Although more rare than horizontal, one-and-a-half syndrome from damage to the paramedian pontine reticular formation and the medial longitudinal fasciculus can be shown to affect vertical gaze. This can cause impairment of vertical gaze, allowing only one eye to move vertically.

==Diagnosis==
A patient may be diagnosed with a conjugate gaze palsy by a physician performing a number of tests to examine the patient's eye movement abilities. In most cases, the gaze palsy can simply be seen by inability to move both eyes in one direction. However, sometimes a patient exhibits an abduction nystagmus in both eyes, indicating evidence of a conjugate gaze palsy. A nystagmus is a back and forth "jerk" of the eye when attempting to hold a gaze in one direction.

===Classification===
Conjugate gaze palsies can be classified into palsies affecting horizontal gaze and vertical gaze.

====Horizontal gaze palsies====
Horizontal gaze palsies affect gaze of both eyes either toward or away from the midline of the body. Horizontal gaze palsies are generally caused by a lesion in the brain stem and connecting nerves, normally in the pons.

====Progressive scoliosis====
Horizontal gaze palsy with progressive scoliosis (HGPPS) is a very rare form of conjugate gaze palsy, appearing only in a few dozen families worldwide. HGPPS prevents horizontal movement of both eyes, causing people with this condition to have to move their head to see moving objects. In addition to the eye movement impairment, HGPPS is coupled with progressive scoliosis, although eye symptoms usually appear before scoliosis. HGPPS is caused by a mutation in the ROBO3 gene, which is important in cross-over of motor and sensory signals, preventing horizontal eye movement. In addition to the mutation, lesions in the midbrain and pons are common. This can also include a complete absence of a formation in the pons, the facial colliculus, which is responsible for some facial movements. The cause of progressive scoliosis in HGPPS and why HGPPS does not affect vertical gaze is unclear. Progressive scoliosis is normally treated with surgery.

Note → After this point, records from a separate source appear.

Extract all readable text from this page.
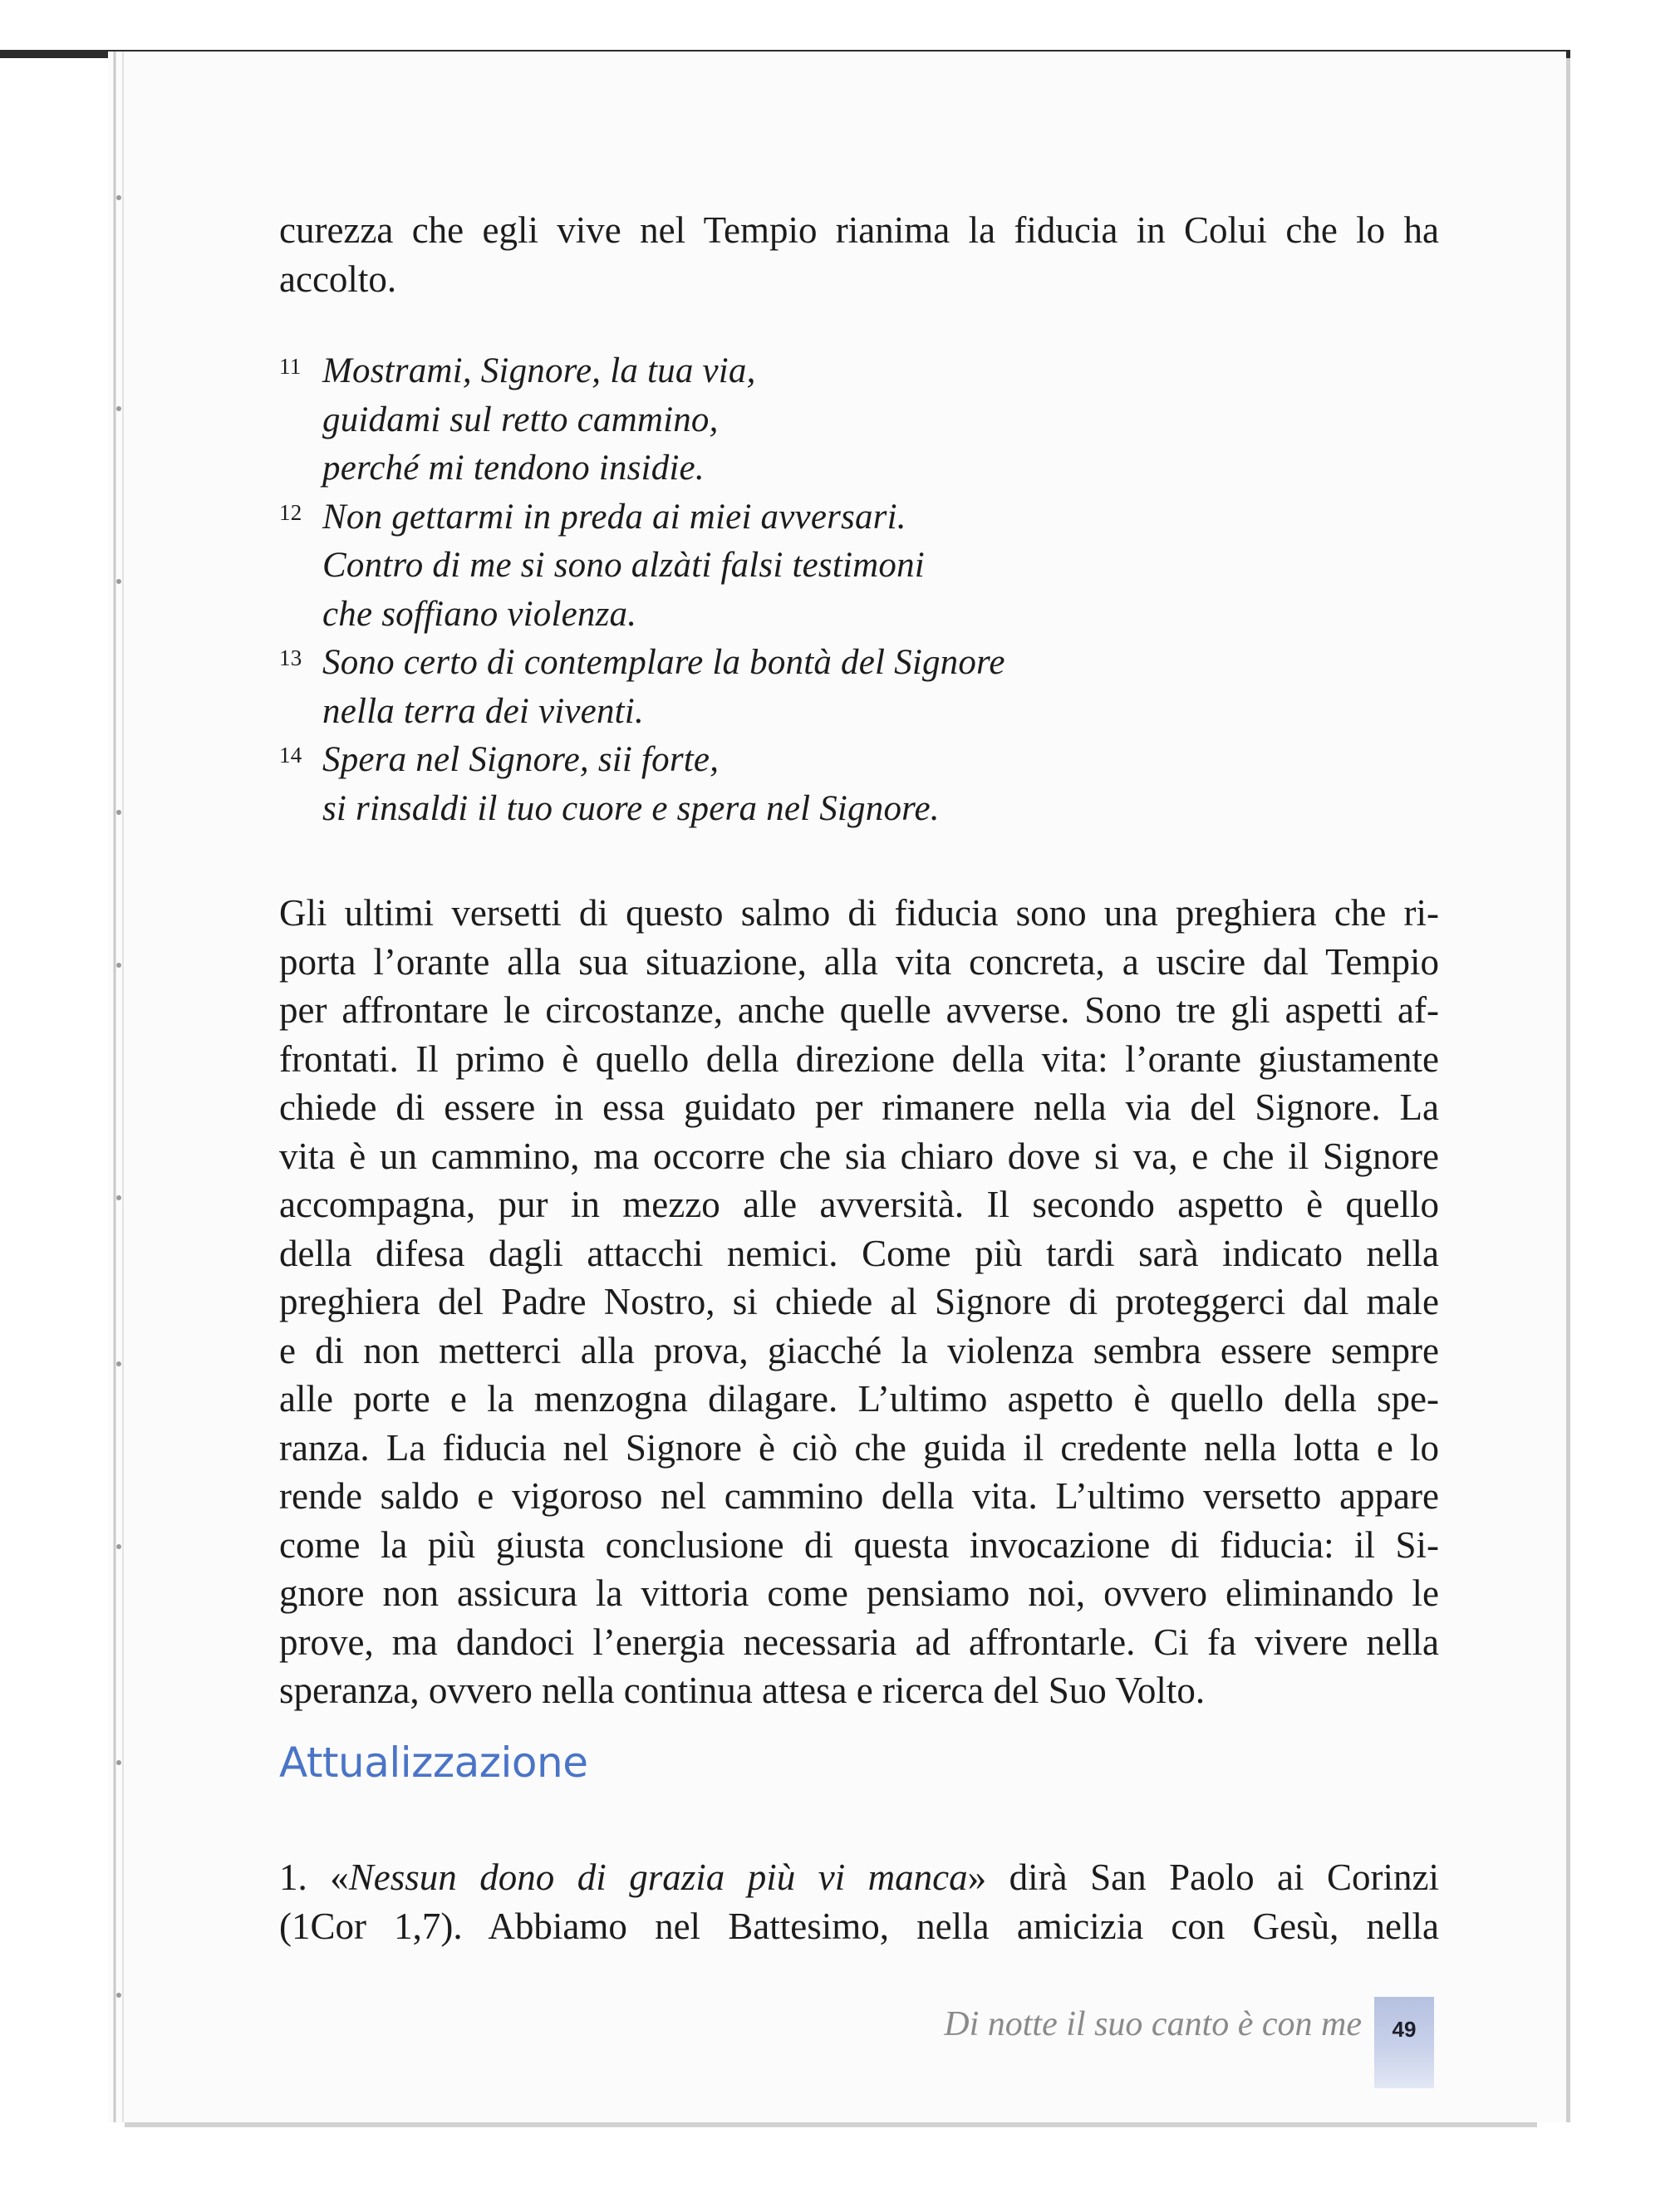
curezza che egli vive nel Tempio rianima la fiducia in Colui che lo ha
accolto.
11 Mostrami, Signore, la tua via,
guidami sul retto cammino,
perché mi tendono insidie.
12 Non gettarmi in preda ai miei avversari.
Contro di me si sono alzàti falsi testimoni
che soffiano violenza.
13 Sono certo di contemplare la bontà del Signore
nella terra dei viventi.
14 Spera nel Signore, sii forte,
si rinsaldi il tuo cuore e spera nel Signore.
Gli ultimi versetti di questo salmo di fiducia sono una preghiera che ri-
porta l’orante alla sua situazione, alla vita concreta, a uscire dal Tempio
per affrontare le circostanze, anche quelle avverse. Sono tre gli aspetti af-
frontati. Il primo è quello della direzione della vita: l’orante giustamente
chiede di essere in essa guidato per rimanere nella via del Signore. La
vita è un cammino, ma occorre che sia chiaro dove si va, e che il Signore
accompagna, pur in mezzo alle avversità. Il secondo aspetto è quello
della difesa dagli attacchi nemici. Come più tardi sarà indicato nella
preghiera del Padre Nostro, si chiede al Signore di proteggerci dal male
e di non metterci alla prova, giacché la violenza sembra essere sempre
alle porte e la menzogna dilagare. L’ultimo aspetto è quello della spe-
ranza. La fiducia nel Signore è ciò che guida il credente nella lotta e lo
rende saldo e vigoroso nel cammino della vita. L’ultimo versetto appare
come la più giusta conclusione di questa invocazione di fiducia: il Si-
gnore non assicura la vittoria come pensiamo noi, ovvero eliminando le
prove, ma dandoci l’energia necessaria ad affrontarle. Ci fa vivere nella
speranza, ovvero nella continua attesa e ricerca del Suo Volto.
Attualizzazione
1. «Nessun dono di grazia più vi manca» dirà San Paolo ai Corinzi
(1Cor 1,7). Abbiamo nel Battesimo, nella amicizia con Gesù, nella
Di notte il suo canto è con me	49
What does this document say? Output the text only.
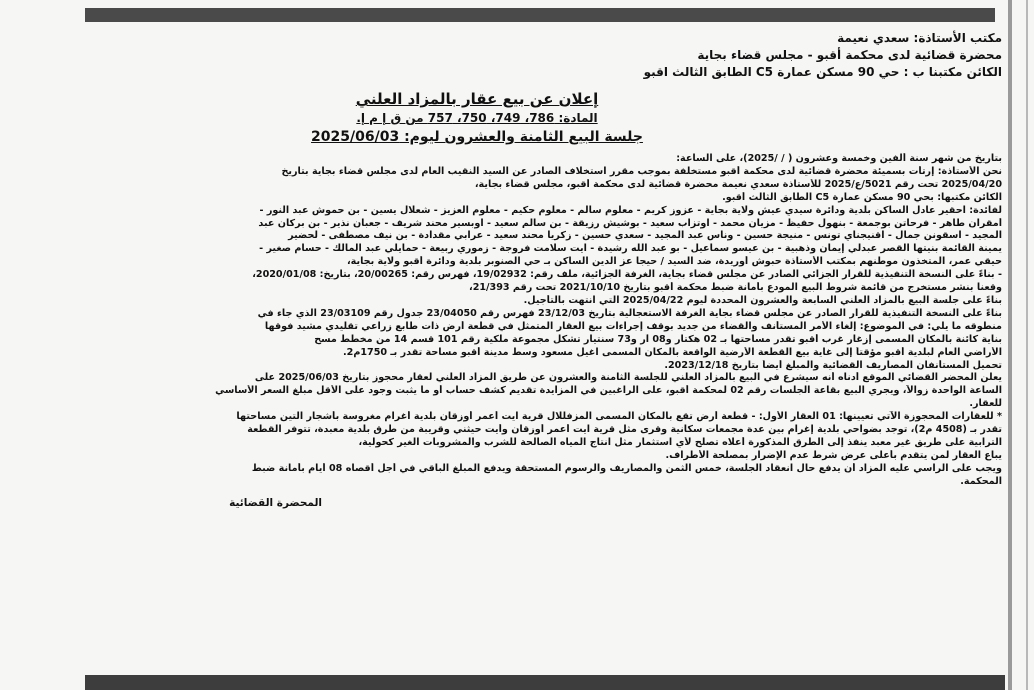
مكتب الأستاذة: سعدي نعيمة
محضرة قضائية لدى محكمة أقبو - مجلس قضاء بجاية
الكائن مكتبنا ب : حي 90 مسكن عمارة C5 الطابق الثالث اقبو
إعلان عن بيع عقار بالمزاد العلني
المادة: 786، 749، 750، 757 من ق إ م إ.
جلسة البيع الثامنة والعشرون ليوم: 2025/06/03
بتاريخ من شهر سنة ألفين وخمسة وعشرون ( / /2025)، على الساعة:
نحن الأستاذة: إرتأت بسميئة محضرة قضائية لدى محكمة أقبو مستخلفة بموجب مقرر استخلاف الصادر عن السيد النقيب العام لدى مجلس قضاء بجاية بتاريخ
2025/04/20 تحت رقم 5021/ع/2025 للأستاذة سعدي نعيمة محضرة قضائية لدى محكمة أقبو، مجلس قضاء بجاية،
الكائن مكتبها: بحي 90 مسكن عمارة C5 الطابق الثالث أقبو.
لفائدة: احقير عادل الساكن بلدية ودائرة سيدي عيش ولاية بجاية - عزوز كريم - معلوم سالم - معلوم حكيم - معلوم العزيز - شعلال يسين - بن حموش عبد النور -
أمقران طاهر - فرحاتن بوجمعة - بنهول حفيظ - مزيان محمد - اوتزاب سعيد - بوشيش رزيقة - بن سالم سعيد - اوبسير محند شريف - جعبان نذير - بن بركان عبد
المجيد - اسقونن جمال - اقنيجناي تونس - منيجة حسين - وناس عبد المجيد - سعدي حسين - زكريا محند سعيد - عرابي مقدادة - بن نيف مصطفى - لحضير
يمينة القائمة بنيتها القصر عبدلي إيمان وذهبية - بن عيسو سماعيل - بو عبد الله رشيدة - ايت سلامت فروجة - زموري ربيعة - حمايلي عبد المالك - حسام صغير -
حيقي عمر، المتخذون موطنهم بمكتب الأستاذة حبوش أوريدة، ضد السيد / حيجا عز الدين الساكن بـ حي الصنوبر بلدية ودائرة أقبو ولاية بجاية،
- بناءً على النسخة التنفيذية للقرار الجزائي الصادر عن مجلس قضاء بجاية، الغرفة الجزائية، ملف رقم: 19/02932، فهرس رقم: 20/00265، بتاريخ: 2020/01/08،
وقعنا بنشر مستخرج من قائمة شروط البيع المودع بأمانة ضبط محكمة أقبو بتاريخ 2021/10/10 تحت رقم 21/393،
بناءً على جلسة البيع بالمزاد العلني السابعة والعشرون المحددة ليوم 2025/04/22 التي انتهت بالتأجيل.
بناءً على النسخة التنفيذية للقرار الصادر عن مجلس قضاء بجاية الغرفة الاستعجالية بتاريخ 23/12/03 فهرس رقم 23/04050 جدول رقم 23/03109 الذي جاء في
منطوقه ما يلي: في الموضوع: إلغاء الأمر المستأنف والقضاء من جديد بوقف إجراءات بيع العقار المتمثل في قطعة أرض ذات طابع زراعي تقليدي مشيد فوقها
بناية كائنة بالمكان المسمى إزغار غرب أقبو تقدر مساحتها بـ 02 هكتار و08 آر و73 سنتيار تشكل مجموعة ملكية رقم 101 قسم 14 من مخطط مسح
الأراضي العام لبلدية أقبو مؤقتاً إلى غاية بيع القطعة الأرضية الواقعة بالمكان المسمى اغيل مسعود وسط مدينة أقبو مساحة تقدر بـ 1750م2.
تحميل المستأنفان المصاريف القضائية والمبلغ أيضاً بتاريخ 2023/12/18.
يعلن المحضر القضائي الموقع أدناه أنه سيشرع في البيع بالمزاد العلني للجلسة الثامنة والعشرون عن طريق المزاد العلني لعقار محجوز بتاريخ 2025/06/03 على
الساعة الواحدة زوالاً، ويجري البيع بقاعة الجلسات رقم 02 لمحكمة أقبو، على الراغبين في المزايدة تقديم كشف حساب أو ما يثبت وجود على الأقل مبلغ السعر الأساسي
للعقار.
* للعقارات المحجوزة الآتي تعيينها: 01 العقار الأول: - قطعة أرض تقع بالمكان المسمى المزفللال قرية ايت أعمر أوزقان بلدية أغرام مغروسة بأشجار التين مساحتها
تقدر بـ (4508 م2)، توجد بضواحي بلدية إغرام بين عدة مجمعات سكانية وقرى مثل قرية ايت أعمر أوزقان وأيت حيثني وقريبة من طرق بلدية معبدة، تتوفر القطعة
الترابية على طريق غير معبد ينفذ إلى الطرق المذكورة أعلاه تصلح لأي استثمار مثل انتاج المياه الصالحة للشرب والمشروبات الغير كحولية،
يباع العقار لمن يتقدم بأعلى عرض شرط عدم الإضرار بمصلحة الأطراف.
ويجب على الراسي عليه المزاد أن يدفع حال انعقاد الجلسة، خمس الثمن والمصاريف والرسوم المستحقة ويدفع المبلغ الباقي في أجل أقصاه 08 أيام بأمانة ضبط
المحكمة.
المحضرة القضائية
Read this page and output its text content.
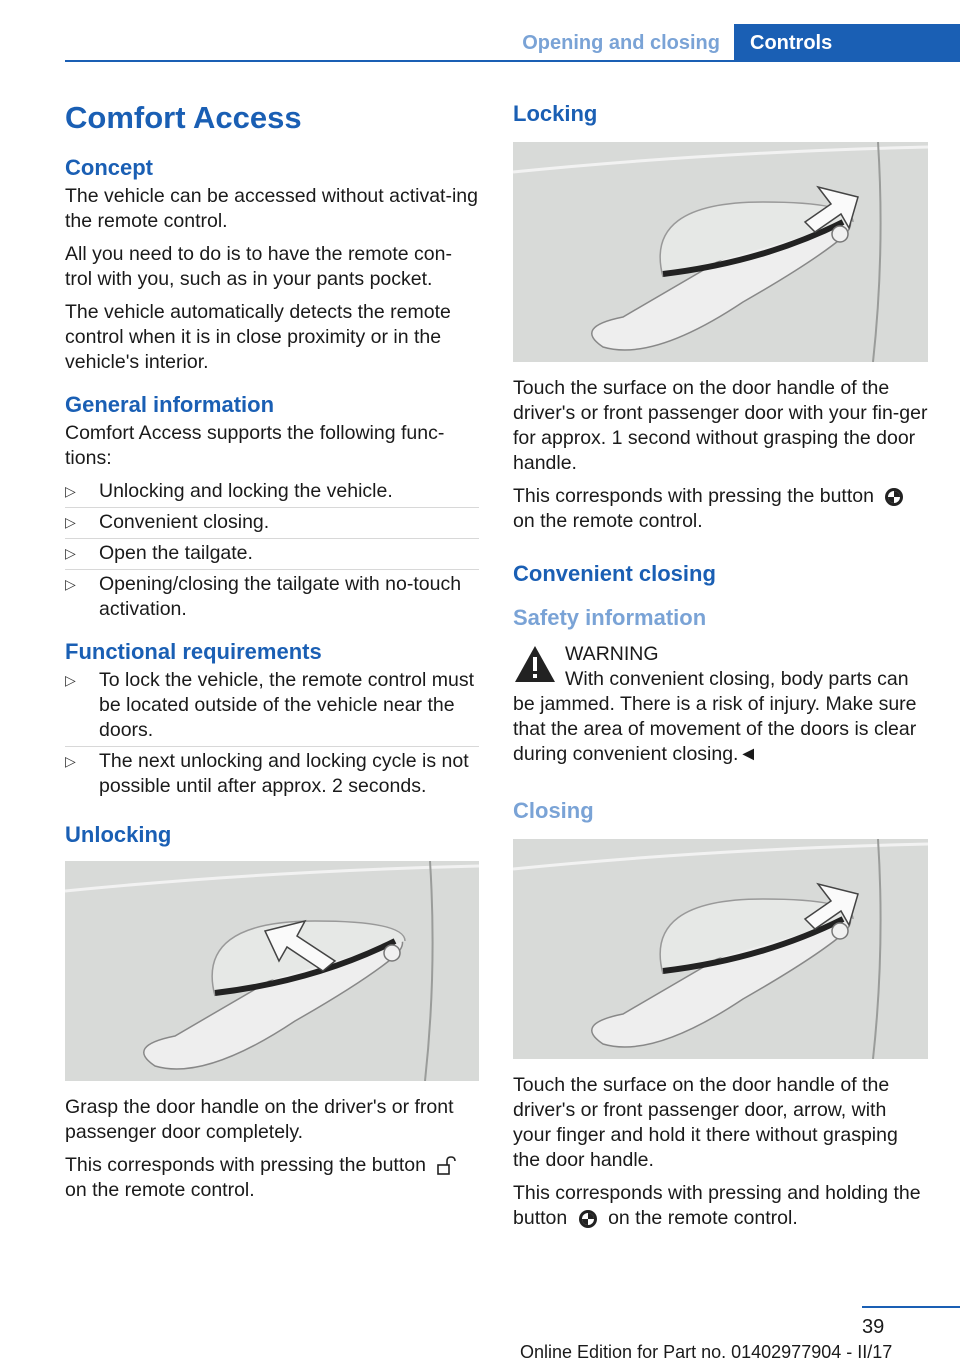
Opening and closing	Controls
Comfort Access
Concept

The vehicle can be accessed without activat‐ing the remote control.

All you need to do is to have the remote con‐trol with you, such as in your pants pocket.

The vehicle automatically detects the remote control when it is in close proximity or in the vehicle's interior.

General information

Comfort Access supports the following func‐tions:

▷ Unlocking and locking the vehicle.
▷ Convenient closing.
▷ Open the tailgate.
▷ Opening/closing the tailgate with no-touch activation.
Functional requirements
▷ To lock the vehicle, the remote control must be located outside of the vehicle near the doors.
▷ The next unlocking and locking cycle is not possible until after approx. 2 seconds.
Unlocking

Grasp the door handle on the driver's or front passenger door completely.

This corresponds with pressing the button
on the remote control.

Locking

Touch the surface on the door handle of the driver's or front passenger door with your fin‐ger for approx. 1 second without grasping the door handle.

This corresponds with pressing the button
on the remote control.

Convenient closing
Safety information
WARNING
With convenient closing, body parts can be jammed. There is a risk of injury. Make sure that the area of movement of the doors is clear during convenient closing.◄
Closing

Touch the surface on the door handle of the driver's or front passenger door, arrow, with your finger and hold it there without grasping the door handle.

This corresponds with pressing and holding the button on the remote control.

39
Online Edition for Part no. 01402977904 - II/17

====Vertical gaze palsies====
Vertical gaze palsies affect movement of one or both eyes either in upward direction, up and down direction, or more rarely only downward direction. Very rarely only movement of one eye in one direction is affected. Vertical gaze palsies are often caused by lesions to the midbrain due to a stroke or a tumor. In the case that only downward gaze is affected, the cause is normally progressive supranuclear palsy.

==Treatment==
There is no treatment of conjugate gaze palsy itself, so the disease or condition causing the gaze palsy must be treated, likely by surgery. As stated in the causes section, the gaze palsy may be due to a lesion caused by stroke or a condition. Some of the conditions such as Progressive supra nuclear palsy are not curable, and treatment only includes therapy to regain some tasks, not including gaze control. Other conditions such as Niemann-Pick disease type C have limited drug therapeutic options. Stroke victims with conjugate gaze palsies may be treated with intravenous therapy if the patent presents early enough, or with a surgical procedure for other cases.

==Prognosis==
The prognosis of a lesion in the visual neural pathways that causes a conjugate gaze palsy varies greatly. Depending on the nature of the lesion, recovery may happen rapidly or recovery may never progress. For example, optic neuritis, which is caused by inflammation, may heal in just weeks, while patients with an ischemic optic neuropathy may never recover.